We see that the optee ASSERT fails, we don’t know what the ASSERT means. Any suggestions are welcome!

sam

Just upgrade jetpack to jp5.1. This issue has already been fixed on jp5.1.

2 Likes

Thanks @WayneWWW -

We have an upcoming deliverable and cannot upgrade to 5.1 at this time. It will be a couple of weeks until we can upgrade.

Is there a workaround that we can apply to 5.0.2 in the meantime?

Please modify the following line to increase the heap size for stmm.

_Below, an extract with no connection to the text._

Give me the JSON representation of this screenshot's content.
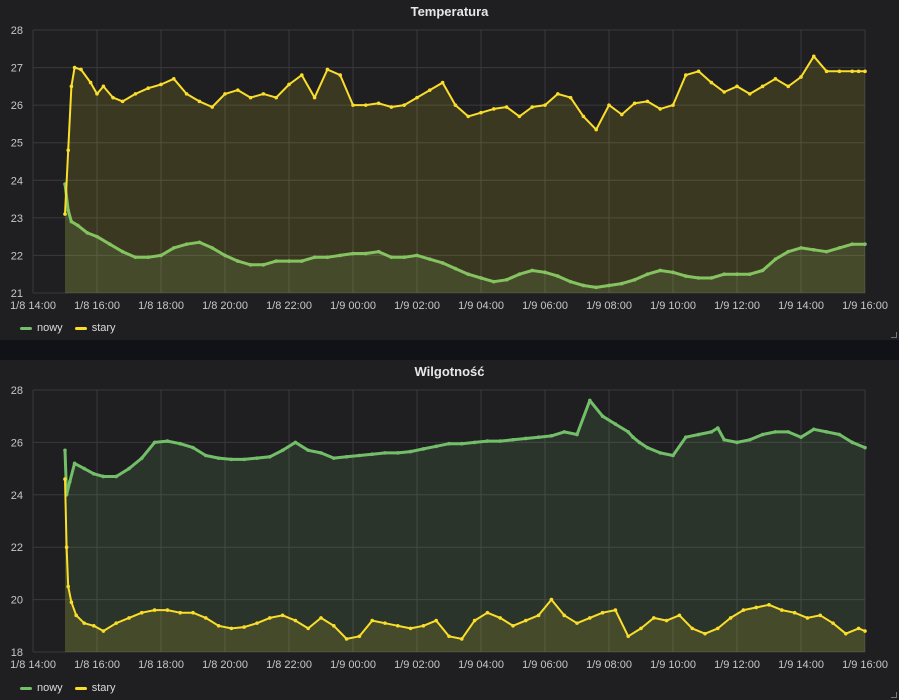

diff --git a/core/arch/arm/kernel/stmm_sp.c b/core/arch/arm/kernel/stmm_sp.c
index bf90eef..b45cc90 100644
--- a/core/arch/arm/kernel/stmm_sp.c
+++ b/core/arch/arm/kernel/stmm_sp.c
@@ -76,7 +76,7 @@
 static const uint16_t ffa_storage_id = 4U;
 
 static const unsigned int stmm_stack_size = 4 * SMALL_PAGE_SIZE;
-static const unsigned int stmm_heap_size = 600 * SMALL_PAGE_SIZE;
+static const unsigned int stmm_heap_size = 750 * SMALL_PAGE_SIZE;

You could refer to the following thread about build and update optee.
OP-TEE on Jetson AGX Xavier - Jetson & Embedded Systems / Jetson AGX Xavier - NVIDIA Developer Forums

Awesome, thank you.
We compiled and installed the updated optee. Will get to stress testing this weekend and have a definitive result.

1 Like

We got our stress test running and have ~1500 boot cycles without interruption. This stmm heap size increase fixed the problem. Thank you!

-sam

1 Like

This topic was automatically closed 14 days after the last reply. New replies are no longer allowed.